Having driven over 1,000 miles this year alone to perform volunteer work (including 450 miles this past weekend), I have a great appreciation for the hardships volunteers are enduring due to high gas prices. What I don’t have is a lot of sympathy for their excuses if they choose to cut down or quit their volunteering. That’s because Uncle Sam is more than happy to help you pay for your gas that you use in the course of your volunteer work.
In case you don’t already know, mileage incurred that is directly related to volunteering for qualified charitable organizations is tax deductible. For 2008, you are allowed to deduct 14 cents from your taxable income for every mile you drive for charity. So if you drive, say, 2,000 miles a year for charity in a vehicle that gets about 30 miles per gallon, you’ll pay $280 for gas priced at $4.20 a gallon. But if you take the time to carefully log your mileage each time you take a trip for volunteering, you could deduct 14 cents for each of those 2,000 miles, or $280. Isn’t that nice how that math worked out!

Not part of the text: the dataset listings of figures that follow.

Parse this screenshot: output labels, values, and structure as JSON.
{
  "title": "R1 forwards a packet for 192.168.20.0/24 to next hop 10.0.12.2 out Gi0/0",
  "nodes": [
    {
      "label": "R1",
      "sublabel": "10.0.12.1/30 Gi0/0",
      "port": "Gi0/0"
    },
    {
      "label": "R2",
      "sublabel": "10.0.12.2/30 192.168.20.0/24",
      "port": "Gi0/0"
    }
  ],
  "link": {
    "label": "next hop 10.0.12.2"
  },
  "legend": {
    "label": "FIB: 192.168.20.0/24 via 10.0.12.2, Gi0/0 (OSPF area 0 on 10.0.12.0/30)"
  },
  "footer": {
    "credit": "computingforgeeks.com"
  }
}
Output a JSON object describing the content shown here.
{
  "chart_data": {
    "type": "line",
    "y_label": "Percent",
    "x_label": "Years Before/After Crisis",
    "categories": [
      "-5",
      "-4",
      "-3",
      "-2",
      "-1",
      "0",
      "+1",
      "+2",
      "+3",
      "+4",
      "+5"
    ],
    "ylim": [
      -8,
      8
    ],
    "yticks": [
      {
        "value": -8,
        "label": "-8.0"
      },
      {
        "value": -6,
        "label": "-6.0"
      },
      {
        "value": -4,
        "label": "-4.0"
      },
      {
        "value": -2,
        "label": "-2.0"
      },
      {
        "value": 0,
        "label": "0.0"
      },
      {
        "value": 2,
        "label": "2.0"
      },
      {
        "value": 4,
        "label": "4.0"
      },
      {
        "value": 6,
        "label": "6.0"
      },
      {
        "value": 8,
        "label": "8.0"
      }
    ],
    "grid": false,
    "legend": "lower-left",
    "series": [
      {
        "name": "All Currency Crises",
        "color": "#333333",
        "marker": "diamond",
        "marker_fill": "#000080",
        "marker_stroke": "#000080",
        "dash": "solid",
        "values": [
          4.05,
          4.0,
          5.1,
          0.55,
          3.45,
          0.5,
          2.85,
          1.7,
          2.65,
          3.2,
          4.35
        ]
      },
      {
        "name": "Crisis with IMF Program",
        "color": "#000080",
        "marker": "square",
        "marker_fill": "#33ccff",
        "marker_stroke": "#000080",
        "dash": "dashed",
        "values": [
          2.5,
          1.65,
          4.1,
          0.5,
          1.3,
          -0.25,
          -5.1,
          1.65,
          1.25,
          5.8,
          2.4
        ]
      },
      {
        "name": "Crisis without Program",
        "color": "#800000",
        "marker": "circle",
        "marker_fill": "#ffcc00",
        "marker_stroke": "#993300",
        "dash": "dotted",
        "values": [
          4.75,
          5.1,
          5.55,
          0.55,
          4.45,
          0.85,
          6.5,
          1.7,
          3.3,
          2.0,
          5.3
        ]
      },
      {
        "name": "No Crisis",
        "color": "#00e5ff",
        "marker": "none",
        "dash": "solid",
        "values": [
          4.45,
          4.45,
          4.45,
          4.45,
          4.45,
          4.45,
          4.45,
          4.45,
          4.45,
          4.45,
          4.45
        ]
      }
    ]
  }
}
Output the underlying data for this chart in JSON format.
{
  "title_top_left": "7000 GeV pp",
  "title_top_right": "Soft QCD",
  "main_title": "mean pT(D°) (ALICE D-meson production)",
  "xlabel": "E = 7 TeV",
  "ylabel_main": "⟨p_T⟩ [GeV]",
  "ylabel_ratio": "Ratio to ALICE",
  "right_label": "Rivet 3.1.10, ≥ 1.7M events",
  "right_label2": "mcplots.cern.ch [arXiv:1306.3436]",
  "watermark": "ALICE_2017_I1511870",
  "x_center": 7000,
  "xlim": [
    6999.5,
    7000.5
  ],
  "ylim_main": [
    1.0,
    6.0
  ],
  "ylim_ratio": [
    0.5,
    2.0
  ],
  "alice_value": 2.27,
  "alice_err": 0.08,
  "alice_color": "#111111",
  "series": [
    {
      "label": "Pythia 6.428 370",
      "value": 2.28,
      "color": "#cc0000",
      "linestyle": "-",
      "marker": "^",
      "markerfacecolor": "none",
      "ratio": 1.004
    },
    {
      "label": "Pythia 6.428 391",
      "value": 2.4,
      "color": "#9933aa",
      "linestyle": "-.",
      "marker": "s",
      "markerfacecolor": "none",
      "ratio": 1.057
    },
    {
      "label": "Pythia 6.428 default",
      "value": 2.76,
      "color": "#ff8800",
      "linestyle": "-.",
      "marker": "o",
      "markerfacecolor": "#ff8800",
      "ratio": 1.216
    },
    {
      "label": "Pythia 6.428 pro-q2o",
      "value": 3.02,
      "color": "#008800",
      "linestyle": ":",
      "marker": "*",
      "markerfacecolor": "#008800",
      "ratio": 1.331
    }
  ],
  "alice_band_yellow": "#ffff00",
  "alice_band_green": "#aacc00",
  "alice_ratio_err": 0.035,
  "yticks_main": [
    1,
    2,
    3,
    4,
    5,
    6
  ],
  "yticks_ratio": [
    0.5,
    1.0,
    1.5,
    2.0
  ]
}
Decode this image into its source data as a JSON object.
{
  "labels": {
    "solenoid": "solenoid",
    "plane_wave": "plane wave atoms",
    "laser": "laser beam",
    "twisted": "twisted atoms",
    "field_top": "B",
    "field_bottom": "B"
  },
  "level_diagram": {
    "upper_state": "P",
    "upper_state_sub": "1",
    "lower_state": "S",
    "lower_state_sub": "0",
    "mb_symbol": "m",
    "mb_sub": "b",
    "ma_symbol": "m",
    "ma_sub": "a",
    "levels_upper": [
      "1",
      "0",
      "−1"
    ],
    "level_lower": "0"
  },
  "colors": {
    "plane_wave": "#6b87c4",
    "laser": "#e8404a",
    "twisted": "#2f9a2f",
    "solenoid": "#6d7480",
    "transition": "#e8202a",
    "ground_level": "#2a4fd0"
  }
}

While I’ve tried to convince others I volunteer with to log their mileage for the tax deduction, many of them choose not to—even if they itemize their deductions anyway—because it’s “too much trouble.” On the contrary, logging volunteer mileage is incredibly simple:
- Create a mileage log book. Take a small notebook, and throw it in your glove compartment along with a pen.
- Log your miles for each trip. Record your starting and ending mileage for each trip you make to volunteer for qualified charities.
- Add ‘em up. Whip out the old calculator (or use a spreadsheet like me) at tax time and take a deduction for your charitable miles driven.
Of course, you’ll want to be careful whenever you try to tell the IRS you don’t owe them tax on every dime you make. You may wish to consult a tax accountant or attorney before deducting your charitable driving, and you’ll want to confirm that your volunteer work is being performed for a qualified charitable organization. But as long as you document your volunteer driving well, you should have nothing to worry about.
On a side note, I will mention that the Federal government has not seen fit to increase the deduction rate for charitable work mileage in over a decade. While deductions for business, medical, and moving mileage have all risen steadily (and are all at rates higher than volunteer work), volunteers have been stuck at the same deduction rate since 1998 despite rising gas prices. I think news of waning volunteerism will finally help to spur a rate bump for volunteers soon.